Europe : économie de guerre

L'Europe commençait à peine à voir lalumière au bout du tunnel de la pandémie, lorsque le conflit entre la Russie et l'Ukraine a une nouvelle fois changé les perspectives, remettant en cause la reprise économique. Selon les dernières prévisions publiées par la Banque centrale européenne, l'impact de la guerre sur la croissance dans la zone euro sera presque certainement élevé. Les conséquences de la première semaine de l'invasion auraient déjà réduit la croissance de 0,5 % (de 4,2 % attendus en début d'année à 3,7 % aujourd'hui). De plus, si les affrontements se poursuivent et que les sanctions se durcissent encore, le prix en termes de croissance manquée pourrait être beaucoup plus élevé, entraînant une baisse de la croissance de 1,4 % supplémentaire par rapport aux prévisions les plus « optimistes » à ce jour. Comment la guerre en Ukraine finirait-elle par impacter la croissance de la zone euro ? Il y a tout d'abord le choc d'offre généré sur les marchés de l'énergie et des matières premières (minier et agricole), choc qui entraîne une hausse durable des prix (contribuant ainsi à maintenir l'inflation à des niveaux élevés). De plus, les nouveaux « goulots d'étranglement » qui se sont créés tout au long des chaînes d'approvisionnement posent déjà des problèmes à divers secteurs manufacturiers européens (notamment l'automobile et l'agroalimentaire). Enfin, cette situation - conjuguée à la forte instabilité géopolitique - contribuera à entretenir une forte volatilité sur les marchés financiers, décourageant les décisions d'investissement des entreprises et des fonds. Avec des effets qui se poursuivront très probablement en 2023 également.
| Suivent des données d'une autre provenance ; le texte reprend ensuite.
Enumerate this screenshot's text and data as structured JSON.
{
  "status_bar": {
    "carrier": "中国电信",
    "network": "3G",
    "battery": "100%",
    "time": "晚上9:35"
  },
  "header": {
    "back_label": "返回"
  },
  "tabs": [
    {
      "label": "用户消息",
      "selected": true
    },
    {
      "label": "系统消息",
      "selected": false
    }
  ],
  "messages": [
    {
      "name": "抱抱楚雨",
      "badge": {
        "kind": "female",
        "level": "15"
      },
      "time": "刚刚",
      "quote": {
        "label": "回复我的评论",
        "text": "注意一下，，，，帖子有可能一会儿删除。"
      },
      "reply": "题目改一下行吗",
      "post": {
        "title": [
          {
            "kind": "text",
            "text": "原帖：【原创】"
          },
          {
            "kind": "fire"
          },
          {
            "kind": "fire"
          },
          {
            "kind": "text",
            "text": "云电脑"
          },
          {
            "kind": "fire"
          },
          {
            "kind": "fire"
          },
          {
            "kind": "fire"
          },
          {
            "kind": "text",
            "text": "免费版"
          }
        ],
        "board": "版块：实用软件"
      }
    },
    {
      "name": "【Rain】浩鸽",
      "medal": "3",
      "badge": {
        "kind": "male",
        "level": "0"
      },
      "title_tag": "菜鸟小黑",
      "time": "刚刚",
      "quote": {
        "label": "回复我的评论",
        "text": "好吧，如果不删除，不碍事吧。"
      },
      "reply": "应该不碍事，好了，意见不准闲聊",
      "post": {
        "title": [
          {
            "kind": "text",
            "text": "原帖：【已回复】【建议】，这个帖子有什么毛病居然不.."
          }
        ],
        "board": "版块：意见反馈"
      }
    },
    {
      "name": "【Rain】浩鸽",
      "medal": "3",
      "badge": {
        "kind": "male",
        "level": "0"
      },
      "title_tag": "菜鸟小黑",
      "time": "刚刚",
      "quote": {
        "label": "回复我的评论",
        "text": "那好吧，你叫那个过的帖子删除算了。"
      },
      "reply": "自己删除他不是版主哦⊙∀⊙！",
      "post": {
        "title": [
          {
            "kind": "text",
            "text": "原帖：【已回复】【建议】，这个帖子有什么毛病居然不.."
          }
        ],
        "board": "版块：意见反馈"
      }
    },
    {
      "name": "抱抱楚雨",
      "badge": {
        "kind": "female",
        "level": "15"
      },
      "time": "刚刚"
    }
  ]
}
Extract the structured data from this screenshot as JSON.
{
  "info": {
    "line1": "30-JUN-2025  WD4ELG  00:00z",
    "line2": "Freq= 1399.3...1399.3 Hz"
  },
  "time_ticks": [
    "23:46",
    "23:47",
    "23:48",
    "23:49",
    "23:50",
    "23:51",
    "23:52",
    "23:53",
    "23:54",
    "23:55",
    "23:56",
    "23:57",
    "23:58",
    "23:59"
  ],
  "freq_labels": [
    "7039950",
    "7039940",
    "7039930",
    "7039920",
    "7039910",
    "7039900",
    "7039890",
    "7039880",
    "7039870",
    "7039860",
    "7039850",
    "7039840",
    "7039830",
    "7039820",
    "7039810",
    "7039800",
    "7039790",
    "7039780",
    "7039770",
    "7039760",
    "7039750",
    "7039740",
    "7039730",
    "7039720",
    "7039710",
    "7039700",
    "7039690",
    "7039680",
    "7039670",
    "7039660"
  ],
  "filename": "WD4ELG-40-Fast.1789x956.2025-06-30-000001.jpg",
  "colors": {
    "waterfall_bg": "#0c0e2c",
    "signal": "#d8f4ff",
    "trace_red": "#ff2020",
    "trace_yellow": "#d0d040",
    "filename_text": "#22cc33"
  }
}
Les matières premières sont les plus impactées

La guerre entre la Russie et l'Ukraine s'inscrit dans un contexte déjà difficile pour les matières premières,accélérant une tendance haussière amorcée avec la reprise post-pandémique. Dans le cas du conflit, il s'agit d'un véritable choc du côté de l'offre, alimenté, outre le blocage des exportations, par les risques d'interruption des approvisionnements de divers produits de base. Tout d'abord ceux de l'énergie : les prix spot du gaz néerlandais (Dutch TTF) ont plus que doublé dans les jours qui ont suivi l'invasion russe, atteignant une valeur record de 345 euros par mégawattheure le 8 mars 2022 : dix fois les valeurs de début 2021. Les sanctions contre la Russie ont alors fait se désintéresser le marché du pétrole russe (Oural), faisant grimper les prix du Brent et ramenant même le charbon comme source d'énergie : après l'invasion, son prix a augmenté de plus de 50 %. Pas seulement l'énergie : le prix du nickel, indispensable à la sidérurgie, a lui aussi grimpé en flèche, au point d'être suspendu à deux reprises à la Bourse de Londres en raison d'un excès de hausse. Enfin, les effets de ce choc atteignent également les tables du monde entier : l'importance de l'Ukraine et de la Russie dans la production céréalière mondiale a également fait grimper les prix des céréales de plus de 20 %. Outre la flambée des prix des matières premières, la grande volatilité des indices des matières premières importées de Russie pèse lourdement sur les acteurs économiques, dans une dynamique de grande incertitude qui elle-même représente un coût pour l'ensemble des opérateurs économiques.